Health symposium to improve outcomes for WA families

October 10, 2017

Improving families: Professor Galbally is drawing WA research into perinatal mental health together.

Health researchers from Murdoch University played a key role in a recent symposium on mental health during pregnancy.

Murdoch University’s Professor Megan Galbally, who is also Medical Co-Director of Women's Health, Genetics and Mental Health at King Edward Memorial Hospital (KEMH), jointly organised the event with KEMH and Fiona Stanley Hospital.

“This was the first time that a diverse group of researchers working in maternal health in pregnancy and early childhood here in Western Australia, have shared information which could improve outcomes for families,” Professor Galbally said.

“This symposium enabled both clinicians and researchers to learn more about the latest developments in areas such as preventing preterm birth, obstetric risk factors for developing psychotic illnesses and early intervention for autism.”
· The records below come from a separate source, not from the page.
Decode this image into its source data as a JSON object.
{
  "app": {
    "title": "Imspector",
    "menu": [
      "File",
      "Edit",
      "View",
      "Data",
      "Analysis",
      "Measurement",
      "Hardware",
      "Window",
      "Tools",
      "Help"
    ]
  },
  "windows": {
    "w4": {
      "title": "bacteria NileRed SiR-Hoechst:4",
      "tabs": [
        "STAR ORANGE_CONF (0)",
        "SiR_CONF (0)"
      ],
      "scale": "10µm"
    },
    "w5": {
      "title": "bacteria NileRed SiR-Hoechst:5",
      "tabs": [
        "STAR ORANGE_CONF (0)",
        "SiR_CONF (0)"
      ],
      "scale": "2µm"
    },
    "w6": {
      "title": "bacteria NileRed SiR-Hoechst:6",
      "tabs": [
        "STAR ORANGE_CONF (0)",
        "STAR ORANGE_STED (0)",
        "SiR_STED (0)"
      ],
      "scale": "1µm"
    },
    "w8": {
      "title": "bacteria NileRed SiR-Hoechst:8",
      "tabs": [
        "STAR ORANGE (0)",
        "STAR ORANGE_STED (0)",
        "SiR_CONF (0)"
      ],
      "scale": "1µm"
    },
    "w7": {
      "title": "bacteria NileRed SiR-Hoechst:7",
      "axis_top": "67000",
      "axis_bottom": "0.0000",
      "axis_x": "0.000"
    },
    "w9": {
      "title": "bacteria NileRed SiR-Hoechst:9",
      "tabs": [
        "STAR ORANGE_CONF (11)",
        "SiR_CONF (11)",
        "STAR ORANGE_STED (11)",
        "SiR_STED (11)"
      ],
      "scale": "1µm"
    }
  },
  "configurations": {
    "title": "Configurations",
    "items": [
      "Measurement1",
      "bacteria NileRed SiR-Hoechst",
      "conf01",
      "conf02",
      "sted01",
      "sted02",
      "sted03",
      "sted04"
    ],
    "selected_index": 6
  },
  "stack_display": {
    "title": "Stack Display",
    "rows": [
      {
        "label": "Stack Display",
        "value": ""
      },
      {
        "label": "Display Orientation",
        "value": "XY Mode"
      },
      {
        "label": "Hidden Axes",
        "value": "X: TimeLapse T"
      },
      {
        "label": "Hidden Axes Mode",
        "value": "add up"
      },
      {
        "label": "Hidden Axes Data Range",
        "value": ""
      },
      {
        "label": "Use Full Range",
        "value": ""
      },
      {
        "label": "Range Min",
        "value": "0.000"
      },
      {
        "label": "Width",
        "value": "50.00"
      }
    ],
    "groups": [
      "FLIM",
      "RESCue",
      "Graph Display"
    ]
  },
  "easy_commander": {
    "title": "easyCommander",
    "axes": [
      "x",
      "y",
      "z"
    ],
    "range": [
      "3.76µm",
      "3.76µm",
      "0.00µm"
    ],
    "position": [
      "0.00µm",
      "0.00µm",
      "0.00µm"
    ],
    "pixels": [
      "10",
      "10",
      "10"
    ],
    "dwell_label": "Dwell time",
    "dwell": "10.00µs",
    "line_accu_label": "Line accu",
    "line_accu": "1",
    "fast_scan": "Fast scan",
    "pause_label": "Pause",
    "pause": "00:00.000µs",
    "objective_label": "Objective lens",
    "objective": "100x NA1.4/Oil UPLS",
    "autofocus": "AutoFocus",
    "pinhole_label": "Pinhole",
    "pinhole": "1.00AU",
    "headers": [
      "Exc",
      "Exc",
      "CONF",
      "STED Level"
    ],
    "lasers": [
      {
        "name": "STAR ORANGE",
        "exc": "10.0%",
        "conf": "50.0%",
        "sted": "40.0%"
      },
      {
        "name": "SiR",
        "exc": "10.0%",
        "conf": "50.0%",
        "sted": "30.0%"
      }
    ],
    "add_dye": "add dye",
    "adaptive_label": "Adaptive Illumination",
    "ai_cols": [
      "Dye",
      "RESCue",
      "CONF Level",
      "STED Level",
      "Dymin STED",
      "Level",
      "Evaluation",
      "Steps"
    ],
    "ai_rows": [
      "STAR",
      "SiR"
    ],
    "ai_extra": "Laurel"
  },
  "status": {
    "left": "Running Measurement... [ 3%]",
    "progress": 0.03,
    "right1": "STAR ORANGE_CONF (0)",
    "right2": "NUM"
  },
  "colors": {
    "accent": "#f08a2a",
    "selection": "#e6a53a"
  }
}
Professor Galbally said that research in this field was demonstrating extraordinary gains in Western Australia.

“This symposium also launched a reinvigorated consumer support specifically for perinatal mental health through both the work of Perinatal Anxiety and Depression Australia (PANDA) and the Gidget Foundation,” Professor Galbally said.

“Researchers and clinicians with an interest in women’s and child mental health were able to appreciate the depth and breadth of what is being undertaken in the State.”

Topics included efforts to reduce pre-term birth, an intervention to reduce the impact of autism and research on developing a better understanding of modifiable early life risk factors for psychotic illness.

Murdoch University was well represented at the event with presentations by Professor Rhonda Marriott, PhD student Jayne Kotz and alumni Dr Nicole Highet and Dr Catherine Campbell.

“The symposium was opened with a discussion led by Dr Highet, the Chief Executive of the Centre for Perinatal Excellence (COPE) in Melbourne, about the new National Guidelines for Perinatal Mental Health,” Professor Galbally said.

“It was also fascinating to hear from Professor Marriott and Jayne Kotz, who shared some valuable insights into their early intervention work to improve Aboriginal perinatal care.”

More than 200 researchers and health practitioners attended the event, listening to the last developments in the fields of mental health during pregnancy, preterm birth and Aboriginal maternal health.

The symposium was held at Fiona Stanley Hospital, and was also broadcast through the Western Australian Country Health Service to 11 locations around the State.